If you have more than one similar hard disk you can set up a variety of RAID configurations to improve data security.

The Unity desktop is simple, clean and efficient. Start-up is about 45 seconds and shut-down about 20 on a relatively slow machine. No doubt it would be even faster using a solid-state drive. As with all aspects of ubuntu you can use the Unity Tweak Tool to change the desktop to your taste.

For many, or most, potential users of ubuntu, the basic ubuntu install is all they will need. It has a complete set of applications including office functions, internet access and multimedia.

Ubuntu includes access to a huge searchable repository of free or low-cost software. It handles the installation once you have made your choice and can be relied on not be corrupted with malware.

Of immense use to some is ubuntu one. This is a free 5 Gb archive space on the Internet that you can synchronise with files on your computer. However files are not encrypted as this would make sharing impossible. If you want encryption you must encrypt files before you upload them though that makes sharing more complicated as you would have to give out the password..

There are variants of ubuntu that will run on older, less powerful machines and you can set up a server to connect very simple and cheap PCs as 'thin clients'. Things have gone full circle and we now realise that a central processor with cheap PC terminals is a cost-effective and controllable way to run a system for companies and schools. There is now no need to throw away 'obsolete' machines. In fact you might locate an organisation upgrading to the latest Windows and set up your system for virtually nothing. There is a page devoted to the variants of ubuntu.

What will strike you as different from Windows?

One big difference from Windows is that linux treats all of the storage devices as part of one file system. You cannot look at drive C: or E:, only particular directories. New storage is 'mounted' onto the file system. Unless you choose otherwise all of your files will be stored in your one home directory. It's a lot more difficult to lose a file.

One huge difference is much better security. First you have to choose a password. Your screen will be locked after you have been away from the computer for a while. You enter your password to unlock it. Any software installations or changes also require you to enter your password. This will prevent mistakes and virus intrusions, though viruses are not yet a problem and might never be.

Secondly every file has an owner. The owner, or the superuser, sets the access rights to it, called permissions. There are three classes of user - owner, group and everyone. Each class can be given read, write or execute access to a file. Thus you can give yourself read, write and execute permission to a file, but only read permission to everyone else. It is very simple to set permissions. Right click the file/properties and click the permissions tab.
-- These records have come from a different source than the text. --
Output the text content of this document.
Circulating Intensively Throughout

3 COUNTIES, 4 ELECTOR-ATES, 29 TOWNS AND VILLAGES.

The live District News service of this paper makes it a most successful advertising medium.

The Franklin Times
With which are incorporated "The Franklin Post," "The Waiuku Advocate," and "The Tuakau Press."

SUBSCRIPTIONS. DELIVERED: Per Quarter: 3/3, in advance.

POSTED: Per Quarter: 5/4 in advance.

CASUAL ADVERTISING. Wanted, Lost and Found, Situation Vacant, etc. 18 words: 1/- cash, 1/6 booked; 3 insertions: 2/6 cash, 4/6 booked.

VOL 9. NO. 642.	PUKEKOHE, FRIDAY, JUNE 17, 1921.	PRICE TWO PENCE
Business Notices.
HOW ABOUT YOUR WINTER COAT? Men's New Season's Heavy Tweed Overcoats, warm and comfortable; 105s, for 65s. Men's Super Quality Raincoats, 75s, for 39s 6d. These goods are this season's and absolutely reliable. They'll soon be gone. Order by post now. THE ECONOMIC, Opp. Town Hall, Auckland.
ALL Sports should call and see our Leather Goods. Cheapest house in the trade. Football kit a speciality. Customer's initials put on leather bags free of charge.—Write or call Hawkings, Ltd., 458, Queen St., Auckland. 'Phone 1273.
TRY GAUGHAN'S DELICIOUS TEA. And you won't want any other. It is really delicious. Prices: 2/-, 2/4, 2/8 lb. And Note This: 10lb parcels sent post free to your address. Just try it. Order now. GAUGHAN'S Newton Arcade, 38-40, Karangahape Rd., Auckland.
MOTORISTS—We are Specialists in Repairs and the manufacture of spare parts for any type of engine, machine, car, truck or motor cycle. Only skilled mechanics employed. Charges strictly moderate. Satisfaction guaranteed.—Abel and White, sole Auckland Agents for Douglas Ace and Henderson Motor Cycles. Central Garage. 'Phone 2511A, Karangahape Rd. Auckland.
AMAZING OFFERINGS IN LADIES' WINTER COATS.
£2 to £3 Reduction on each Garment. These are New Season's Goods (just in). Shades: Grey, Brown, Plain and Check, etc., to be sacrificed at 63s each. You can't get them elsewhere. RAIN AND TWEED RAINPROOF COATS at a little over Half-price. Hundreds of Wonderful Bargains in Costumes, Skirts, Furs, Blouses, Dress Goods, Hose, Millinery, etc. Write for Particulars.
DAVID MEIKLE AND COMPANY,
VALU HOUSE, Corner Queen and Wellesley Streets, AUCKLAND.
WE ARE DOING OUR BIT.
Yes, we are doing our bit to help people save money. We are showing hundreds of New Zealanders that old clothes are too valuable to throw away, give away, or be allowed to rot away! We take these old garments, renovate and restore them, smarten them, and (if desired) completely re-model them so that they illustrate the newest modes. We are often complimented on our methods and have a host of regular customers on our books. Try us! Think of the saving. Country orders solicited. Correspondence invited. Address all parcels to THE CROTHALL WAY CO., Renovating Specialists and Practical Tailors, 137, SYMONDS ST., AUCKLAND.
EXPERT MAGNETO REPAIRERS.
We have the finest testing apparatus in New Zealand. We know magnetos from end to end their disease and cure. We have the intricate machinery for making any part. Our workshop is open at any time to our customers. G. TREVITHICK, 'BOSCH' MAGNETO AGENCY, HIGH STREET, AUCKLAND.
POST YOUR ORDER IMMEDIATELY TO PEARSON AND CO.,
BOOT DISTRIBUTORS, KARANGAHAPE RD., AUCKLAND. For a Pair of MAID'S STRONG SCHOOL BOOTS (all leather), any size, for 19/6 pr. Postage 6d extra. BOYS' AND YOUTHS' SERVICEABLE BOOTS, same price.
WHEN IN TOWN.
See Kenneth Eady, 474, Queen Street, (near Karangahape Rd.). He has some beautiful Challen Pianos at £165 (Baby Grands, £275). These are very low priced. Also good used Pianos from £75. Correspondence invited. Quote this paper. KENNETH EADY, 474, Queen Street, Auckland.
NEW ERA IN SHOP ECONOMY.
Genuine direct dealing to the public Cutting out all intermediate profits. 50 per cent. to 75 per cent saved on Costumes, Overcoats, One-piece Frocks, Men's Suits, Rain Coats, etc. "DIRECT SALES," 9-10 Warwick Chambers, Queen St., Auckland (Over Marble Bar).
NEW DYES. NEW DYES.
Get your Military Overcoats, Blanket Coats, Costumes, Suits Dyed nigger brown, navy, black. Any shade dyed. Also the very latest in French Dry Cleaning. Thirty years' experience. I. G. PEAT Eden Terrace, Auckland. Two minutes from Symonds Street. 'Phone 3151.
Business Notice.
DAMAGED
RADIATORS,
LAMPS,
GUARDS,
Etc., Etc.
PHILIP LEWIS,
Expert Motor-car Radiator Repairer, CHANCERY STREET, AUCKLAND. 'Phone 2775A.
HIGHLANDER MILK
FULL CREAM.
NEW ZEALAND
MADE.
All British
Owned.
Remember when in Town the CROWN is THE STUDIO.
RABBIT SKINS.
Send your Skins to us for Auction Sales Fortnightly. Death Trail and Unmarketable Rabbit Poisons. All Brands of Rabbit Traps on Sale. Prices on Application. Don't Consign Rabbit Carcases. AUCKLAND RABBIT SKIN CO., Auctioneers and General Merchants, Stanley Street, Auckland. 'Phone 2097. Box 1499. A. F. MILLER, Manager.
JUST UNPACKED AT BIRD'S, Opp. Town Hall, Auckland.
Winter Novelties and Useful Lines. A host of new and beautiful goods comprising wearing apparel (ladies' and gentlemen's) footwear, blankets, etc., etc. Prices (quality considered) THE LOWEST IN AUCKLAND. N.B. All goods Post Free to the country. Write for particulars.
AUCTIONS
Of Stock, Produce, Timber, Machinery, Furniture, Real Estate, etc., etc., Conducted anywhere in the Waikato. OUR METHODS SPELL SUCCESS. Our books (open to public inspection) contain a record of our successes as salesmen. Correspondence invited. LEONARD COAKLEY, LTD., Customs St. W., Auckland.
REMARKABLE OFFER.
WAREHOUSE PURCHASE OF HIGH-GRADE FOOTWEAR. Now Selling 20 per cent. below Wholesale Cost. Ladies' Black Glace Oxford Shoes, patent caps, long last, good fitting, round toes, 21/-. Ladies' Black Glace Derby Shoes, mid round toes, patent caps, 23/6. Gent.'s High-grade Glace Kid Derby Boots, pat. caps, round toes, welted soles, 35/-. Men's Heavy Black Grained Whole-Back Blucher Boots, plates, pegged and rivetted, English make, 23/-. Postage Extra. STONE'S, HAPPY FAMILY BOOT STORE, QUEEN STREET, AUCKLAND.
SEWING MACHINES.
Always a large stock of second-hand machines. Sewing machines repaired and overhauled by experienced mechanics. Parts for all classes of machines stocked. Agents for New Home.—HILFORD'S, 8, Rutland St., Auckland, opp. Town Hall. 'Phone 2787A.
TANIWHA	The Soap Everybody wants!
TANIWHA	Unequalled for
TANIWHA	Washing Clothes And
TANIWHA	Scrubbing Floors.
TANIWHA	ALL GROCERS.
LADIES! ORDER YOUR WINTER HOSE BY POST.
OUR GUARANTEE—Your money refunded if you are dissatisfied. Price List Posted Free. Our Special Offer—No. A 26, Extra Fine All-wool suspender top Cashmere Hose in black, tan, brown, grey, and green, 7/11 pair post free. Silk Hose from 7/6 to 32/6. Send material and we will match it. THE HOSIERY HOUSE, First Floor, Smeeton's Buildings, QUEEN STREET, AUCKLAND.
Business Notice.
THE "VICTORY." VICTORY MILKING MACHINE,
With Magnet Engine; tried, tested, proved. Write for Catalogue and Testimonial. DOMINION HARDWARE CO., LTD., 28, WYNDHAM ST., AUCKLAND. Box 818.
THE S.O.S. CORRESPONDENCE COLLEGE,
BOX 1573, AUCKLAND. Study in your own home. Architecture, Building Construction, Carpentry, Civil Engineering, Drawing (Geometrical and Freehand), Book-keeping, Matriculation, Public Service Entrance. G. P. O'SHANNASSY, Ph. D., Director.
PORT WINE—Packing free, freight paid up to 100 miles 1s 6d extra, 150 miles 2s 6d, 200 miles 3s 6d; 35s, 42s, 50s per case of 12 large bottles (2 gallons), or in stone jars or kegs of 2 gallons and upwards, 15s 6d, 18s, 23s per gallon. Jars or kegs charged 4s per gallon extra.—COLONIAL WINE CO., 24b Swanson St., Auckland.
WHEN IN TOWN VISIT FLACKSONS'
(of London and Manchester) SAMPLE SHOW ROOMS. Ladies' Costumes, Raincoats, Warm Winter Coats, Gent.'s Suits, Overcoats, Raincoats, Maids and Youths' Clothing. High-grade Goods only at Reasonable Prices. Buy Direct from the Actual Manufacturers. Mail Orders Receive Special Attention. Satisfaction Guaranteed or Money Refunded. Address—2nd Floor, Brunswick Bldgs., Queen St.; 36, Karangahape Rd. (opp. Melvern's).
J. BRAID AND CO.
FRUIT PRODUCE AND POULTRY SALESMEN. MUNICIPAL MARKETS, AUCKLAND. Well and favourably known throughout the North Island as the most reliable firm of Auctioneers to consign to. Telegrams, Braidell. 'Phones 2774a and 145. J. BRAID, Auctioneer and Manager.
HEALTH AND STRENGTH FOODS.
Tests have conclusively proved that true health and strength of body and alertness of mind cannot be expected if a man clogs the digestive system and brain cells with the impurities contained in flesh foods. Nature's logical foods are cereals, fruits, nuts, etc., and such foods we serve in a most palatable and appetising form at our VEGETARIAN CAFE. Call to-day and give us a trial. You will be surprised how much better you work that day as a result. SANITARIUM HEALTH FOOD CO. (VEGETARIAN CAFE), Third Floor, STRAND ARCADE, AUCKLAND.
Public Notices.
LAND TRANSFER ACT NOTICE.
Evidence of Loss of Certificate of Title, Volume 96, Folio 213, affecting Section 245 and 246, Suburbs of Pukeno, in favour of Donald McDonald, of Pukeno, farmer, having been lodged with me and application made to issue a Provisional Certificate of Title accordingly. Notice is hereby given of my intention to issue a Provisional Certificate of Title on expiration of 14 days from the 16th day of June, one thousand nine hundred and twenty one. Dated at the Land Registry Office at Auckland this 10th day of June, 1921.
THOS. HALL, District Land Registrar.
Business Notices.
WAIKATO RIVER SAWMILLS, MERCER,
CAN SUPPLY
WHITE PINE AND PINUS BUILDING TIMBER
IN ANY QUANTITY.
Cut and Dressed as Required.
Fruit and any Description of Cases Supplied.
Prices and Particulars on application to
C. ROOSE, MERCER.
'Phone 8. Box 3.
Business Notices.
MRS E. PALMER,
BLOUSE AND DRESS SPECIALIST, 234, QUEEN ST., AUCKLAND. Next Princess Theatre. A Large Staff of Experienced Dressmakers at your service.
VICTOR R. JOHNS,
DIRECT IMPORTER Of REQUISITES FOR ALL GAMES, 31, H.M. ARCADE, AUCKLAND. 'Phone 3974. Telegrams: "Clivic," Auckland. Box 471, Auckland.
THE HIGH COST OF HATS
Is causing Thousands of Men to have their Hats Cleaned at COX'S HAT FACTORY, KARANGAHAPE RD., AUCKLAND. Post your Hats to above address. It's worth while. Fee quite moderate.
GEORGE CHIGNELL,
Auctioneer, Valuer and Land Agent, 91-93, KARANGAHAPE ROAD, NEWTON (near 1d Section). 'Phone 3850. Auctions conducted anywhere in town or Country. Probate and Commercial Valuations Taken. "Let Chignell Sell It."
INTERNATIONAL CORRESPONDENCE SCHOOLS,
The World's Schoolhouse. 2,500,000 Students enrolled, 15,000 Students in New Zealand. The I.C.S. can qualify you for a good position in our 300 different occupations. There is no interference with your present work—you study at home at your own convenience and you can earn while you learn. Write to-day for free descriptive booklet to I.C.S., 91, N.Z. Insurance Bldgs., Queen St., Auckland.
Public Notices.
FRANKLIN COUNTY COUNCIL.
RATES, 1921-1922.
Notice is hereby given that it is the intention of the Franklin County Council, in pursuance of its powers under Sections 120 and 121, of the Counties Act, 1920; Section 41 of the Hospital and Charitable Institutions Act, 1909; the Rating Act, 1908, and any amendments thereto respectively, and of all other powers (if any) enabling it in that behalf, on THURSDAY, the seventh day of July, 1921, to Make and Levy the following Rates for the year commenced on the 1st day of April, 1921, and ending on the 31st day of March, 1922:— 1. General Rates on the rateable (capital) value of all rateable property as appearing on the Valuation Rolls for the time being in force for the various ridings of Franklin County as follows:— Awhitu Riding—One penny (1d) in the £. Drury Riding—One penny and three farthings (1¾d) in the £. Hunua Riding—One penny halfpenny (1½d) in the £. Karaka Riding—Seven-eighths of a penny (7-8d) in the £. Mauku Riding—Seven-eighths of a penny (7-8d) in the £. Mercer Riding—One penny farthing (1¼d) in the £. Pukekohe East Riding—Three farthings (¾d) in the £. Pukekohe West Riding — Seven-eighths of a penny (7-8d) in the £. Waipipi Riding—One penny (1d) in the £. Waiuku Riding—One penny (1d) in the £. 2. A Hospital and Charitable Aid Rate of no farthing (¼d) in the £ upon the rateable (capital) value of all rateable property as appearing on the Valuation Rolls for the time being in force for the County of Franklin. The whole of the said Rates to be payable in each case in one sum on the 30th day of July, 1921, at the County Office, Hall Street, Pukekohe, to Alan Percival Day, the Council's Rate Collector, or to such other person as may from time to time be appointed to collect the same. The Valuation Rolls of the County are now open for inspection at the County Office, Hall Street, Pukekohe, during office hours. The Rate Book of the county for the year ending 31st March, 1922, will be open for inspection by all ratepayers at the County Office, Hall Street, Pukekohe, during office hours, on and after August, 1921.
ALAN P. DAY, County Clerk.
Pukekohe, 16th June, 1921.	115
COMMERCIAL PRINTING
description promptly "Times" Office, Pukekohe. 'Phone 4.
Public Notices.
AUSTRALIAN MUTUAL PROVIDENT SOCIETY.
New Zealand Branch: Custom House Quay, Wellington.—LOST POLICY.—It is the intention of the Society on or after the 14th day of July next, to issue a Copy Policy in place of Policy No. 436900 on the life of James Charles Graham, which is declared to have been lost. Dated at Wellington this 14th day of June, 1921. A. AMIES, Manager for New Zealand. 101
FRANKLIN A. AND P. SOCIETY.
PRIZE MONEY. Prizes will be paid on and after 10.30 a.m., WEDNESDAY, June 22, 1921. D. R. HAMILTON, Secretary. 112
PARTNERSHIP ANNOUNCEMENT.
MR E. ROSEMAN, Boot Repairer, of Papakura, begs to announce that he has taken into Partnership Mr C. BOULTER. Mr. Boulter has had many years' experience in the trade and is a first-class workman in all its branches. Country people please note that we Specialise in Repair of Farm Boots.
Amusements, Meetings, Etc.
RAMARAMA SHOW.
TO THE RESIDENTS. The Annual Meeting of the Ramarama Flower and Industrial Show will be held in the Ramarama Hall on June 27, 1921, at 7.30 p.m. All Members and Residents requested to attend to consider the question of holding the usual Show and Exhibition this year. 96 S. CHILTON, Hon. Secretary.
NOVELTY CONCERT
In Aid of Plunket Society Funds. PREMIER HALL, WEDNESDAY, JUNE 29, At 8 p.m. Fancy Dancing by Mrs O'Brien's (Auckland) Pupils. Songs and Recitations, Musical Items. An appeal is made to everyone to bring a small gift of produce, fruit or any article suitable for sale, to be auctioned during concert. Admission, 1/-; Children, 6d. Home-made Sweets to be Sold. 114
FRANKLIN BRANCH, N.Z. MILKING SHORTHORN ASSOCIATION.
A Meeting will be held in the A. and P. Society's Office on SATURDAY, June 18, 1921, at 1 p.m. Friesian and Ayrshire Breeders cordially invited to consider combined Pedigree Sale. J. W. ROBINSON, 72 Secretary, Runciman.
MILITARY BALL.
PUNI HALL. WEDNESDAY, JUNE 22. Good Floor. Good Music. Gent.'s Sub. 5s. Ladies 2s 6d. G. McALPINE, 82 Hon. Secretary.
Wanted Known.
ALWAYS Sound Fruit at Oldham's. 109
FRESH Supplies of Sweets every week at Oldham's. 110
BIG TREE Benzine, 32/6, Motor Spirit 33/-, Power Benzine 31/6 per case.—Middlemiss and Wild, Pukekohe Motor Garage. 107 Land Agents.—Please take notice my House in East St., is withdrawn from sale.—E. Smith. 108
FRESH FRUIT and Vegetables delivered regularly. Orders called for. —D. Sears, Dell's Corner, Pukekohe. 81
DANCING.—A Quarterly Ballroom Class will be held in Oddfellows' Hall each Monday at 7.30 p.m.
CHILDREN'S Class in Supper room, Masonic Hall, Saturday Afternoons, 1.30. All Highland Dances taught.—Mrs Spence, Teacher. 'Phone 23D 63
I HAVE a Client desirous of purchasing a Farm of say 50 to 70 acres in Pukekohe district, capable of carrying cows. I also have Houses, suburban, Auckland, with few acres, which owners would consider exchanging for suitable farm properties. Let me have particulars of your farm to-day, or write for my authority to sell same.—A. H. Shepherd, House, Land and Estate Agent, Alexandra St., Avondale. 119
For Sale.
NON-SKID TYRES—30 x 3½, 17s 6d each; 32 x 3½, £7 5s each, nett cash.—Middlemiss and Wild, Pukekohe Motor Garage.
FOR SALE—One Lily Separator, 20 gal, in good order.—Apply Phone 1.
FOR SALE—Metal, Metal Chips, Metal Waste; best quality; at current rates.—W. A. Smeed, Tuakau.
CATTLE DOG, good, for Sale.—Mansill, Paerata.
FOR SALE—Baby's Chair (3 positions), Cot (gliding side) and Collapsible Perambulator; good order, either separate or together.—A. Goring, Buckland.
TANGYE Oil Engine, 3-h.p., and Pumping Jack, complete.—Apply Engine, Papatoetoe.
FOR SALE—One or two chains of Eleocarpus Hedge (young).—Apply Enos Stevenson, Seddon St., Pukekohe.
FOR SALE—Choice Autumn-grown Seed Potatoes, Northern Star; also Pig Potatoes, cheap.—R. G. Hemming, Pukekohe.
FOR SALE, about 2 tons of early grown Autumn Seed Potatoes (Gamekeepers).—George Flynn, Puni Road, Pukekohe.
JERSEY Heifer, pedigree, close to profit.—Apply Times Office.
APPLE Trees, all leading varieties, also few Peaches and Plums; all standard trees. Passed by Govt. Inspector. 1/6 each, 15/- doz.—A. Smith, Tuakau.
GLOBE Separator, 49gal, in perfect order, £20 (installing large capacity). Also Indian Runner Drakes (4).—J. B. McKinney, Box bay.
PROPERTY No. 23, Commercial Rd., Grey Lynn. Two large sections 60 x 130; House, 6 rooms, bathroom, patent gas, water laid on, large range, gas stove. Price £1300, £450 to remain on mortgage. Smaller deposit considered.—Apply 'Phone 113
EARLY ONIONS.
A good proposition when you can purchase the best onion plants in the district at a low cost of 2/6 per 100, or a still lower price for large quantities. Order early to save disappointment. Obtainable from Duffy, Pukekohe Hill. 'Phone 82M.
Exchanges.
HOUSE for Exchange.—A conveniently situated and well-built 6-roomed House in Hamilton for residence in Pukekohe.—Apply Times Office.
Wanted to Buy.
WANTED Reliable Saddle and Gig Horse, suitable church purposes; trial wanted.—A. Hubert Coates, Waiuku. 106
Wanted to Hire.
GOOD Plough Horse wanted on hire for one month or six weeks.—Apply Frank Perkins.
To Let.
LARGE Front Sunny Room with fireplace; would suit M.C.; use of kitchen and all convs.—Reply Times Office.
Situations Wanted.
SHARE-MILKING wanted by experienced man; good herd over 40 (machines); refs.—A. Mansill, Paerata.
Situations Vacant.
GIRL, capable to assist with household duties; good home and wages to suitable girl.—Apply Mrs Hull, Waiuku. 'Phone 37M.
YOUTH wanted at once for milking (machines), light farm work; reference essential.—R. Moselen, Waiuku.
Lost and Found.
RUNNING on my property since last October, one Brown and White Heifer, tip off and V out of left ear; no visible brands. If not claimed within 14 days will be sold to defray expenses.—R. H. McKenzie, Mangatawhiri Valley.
If you type ls -al you see something like:

-rwxrw-r-- peter coders 1530 Jun 6 17:30

The first character is set to d if it is a directory. The next nine are the permissions. The first three apply to the owner peter, the next three are the owners group, coders, and the last three are everyone. r means read permission, w means write and x means execute. Then there are the owner and the owner's group, the file size, the date and time of creation and finally the file's name.

Incidentally filenames can be up to 255 characters, and the extension is not mandatory. The metadata about the files - size, date, permissions, ownership and so on - are stored separately from the file in a table of inodes. A regular and reliable backup system is essential. Even if you have a separate hard disk for data, if the system disk fails then you will lose all your data because the inodes will have gone. So either use RAID, a rewriteable DVD or external data storage, like cloud or a network attached device if you can get one to work.